Sydney to go it alone as power producer
Posted by Big Gav in australia, cogeneration, sydney, trigeneration
The SMH has an article on plans to expand the use of cogeneration in the City of Sydney - Sydney to go it alone as power producer.
SYDNEY will become the first Australian city to start weaning itself off coal-fired electricity, with the business district and much of the inner city preparing to switch to small, gas-driven power plants in the next 20 years.
The City of Sydney master plan, to be published today by the lord mayor, Clover Moore, will identify 15 ''low carbon zones'' based on trigeneration plants that create electricity and also generate heat and cold for airconditioning.
The switch could save up to $1.5 billion in state government spending on new infrastructure for bringing power from coal-fired plants, a report commissioned by the council said.
A ''decentralised'' power network for Sydney would be driven by gas, but the Herald understands plants would be capable of being driven by forms of biogas created from plant matter and sewage, as part of the council's ultimate goal of making the city centre carbon neutral by 2050.
With work on the new network expected to start within two years, the plan will increase demand for gas extraction, and possibly require new pipelines. ''NSW has sufficient known reserves of gas to meet anticipated needs,'' a spokesman said.
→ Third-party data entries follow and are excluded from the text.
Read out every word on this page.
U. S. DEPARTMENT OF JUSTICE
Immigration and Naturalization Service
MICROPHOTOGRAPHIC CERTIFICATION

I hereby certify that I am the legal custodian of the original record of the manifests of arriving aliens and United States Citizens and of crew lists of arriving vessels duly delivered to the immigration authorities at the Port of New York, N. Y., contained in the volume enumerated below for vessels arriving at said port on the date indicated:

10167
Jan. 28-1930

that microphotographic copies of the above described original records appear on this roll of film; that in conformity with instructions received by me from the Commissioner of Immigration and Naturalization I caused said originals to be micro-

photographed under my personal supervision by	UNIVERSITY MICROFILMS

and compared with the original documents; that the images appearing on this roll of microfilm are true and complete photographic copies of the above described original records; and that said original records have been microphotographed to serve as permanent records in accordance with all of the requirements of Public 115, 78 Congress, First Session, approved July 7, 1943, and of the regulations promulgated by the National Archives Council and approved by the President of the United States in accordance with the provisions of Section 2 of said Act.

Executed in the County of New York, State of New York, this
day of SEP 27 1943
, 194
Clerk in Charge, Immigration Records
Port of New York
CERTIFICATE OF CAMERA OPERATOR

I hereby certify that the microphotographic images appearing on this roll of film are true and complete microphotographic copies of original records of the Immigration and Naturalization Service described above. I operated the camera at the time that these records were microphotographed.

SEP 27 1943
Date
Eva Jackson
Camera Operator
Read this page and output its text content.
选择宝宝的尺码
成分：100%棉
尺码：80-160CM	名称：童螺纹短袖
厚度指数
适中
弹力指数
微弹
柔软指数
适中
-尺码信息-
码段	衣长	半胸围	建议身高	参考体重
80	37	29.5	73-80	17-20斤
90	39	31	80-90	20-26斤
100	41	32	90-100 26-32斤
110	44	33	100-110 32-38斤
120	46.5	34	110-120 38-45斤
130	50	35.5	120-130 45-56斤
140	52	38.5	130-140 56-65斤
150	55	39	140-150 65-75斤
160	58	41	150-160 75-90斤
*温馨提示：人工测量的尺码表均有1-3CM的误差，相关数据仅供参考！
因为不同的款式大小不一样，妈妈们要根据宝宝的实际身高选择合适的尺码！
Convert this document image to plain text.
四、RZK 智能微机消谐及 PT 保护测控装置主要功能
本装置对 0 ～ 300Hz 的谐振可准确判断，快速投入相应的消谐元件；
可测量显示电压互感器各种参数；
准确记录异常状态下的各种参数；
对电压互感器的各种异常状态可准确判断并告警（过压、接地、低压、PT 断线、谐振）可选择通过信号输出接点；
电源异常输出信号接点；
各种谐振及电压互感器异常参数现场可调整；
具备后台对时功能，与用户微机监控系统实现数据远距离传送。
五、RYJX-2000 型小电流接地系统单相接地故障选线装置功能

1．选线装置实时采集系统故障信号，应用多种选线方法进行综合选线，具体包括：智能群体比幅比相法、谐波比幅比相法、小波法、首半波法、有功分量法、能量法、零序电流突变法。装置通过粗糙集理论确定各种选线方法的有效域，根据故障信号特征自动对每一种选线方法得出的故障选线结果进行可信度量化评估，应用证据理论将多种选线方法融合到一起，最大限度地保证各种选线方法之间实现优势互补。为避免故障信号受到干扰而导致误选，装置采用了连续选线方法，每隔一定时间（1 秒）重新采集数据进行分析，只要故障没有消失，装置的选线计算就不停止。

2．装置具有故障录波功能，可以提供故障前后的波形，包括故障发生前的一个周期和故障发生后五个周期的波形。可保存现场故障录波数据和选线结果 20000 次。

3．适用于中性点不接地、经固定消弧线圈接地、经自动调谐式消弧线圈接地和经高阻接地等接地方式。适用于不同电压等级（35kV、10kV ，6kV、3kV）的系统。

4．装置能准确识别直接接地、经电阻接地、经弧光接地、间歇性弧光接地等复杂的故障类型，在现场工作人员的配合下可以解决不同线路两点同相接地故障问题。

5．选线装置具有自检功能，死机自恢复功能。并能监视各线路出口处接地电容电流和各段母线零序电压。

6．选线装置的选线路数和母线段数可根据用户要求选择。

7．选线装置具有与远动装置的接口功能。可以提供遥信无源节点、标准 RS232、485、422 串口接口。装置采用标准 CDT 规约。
The plan will call for 360 megawatts of electricity from trigeneration by 2030, which would cut the city's greenhouse gas emissions by up to 26 per cent. ...
Most of the power plants would be just a few metres wide and power a city block or a cluster of buildings.
The council commissioned the Institute for Sustainable Futures at the University of Technology, Sydney to look at the potential benefits of the trigeneration plan.
Its report found there was potential to save $200 million in extra costs to upgrade the current electricity network before 2020, rising to savings of $1 billion by 2030. In addition, the power generated in the city would offset $500 million worth of energy the state government proposed to generate at two new coal-fired power plants.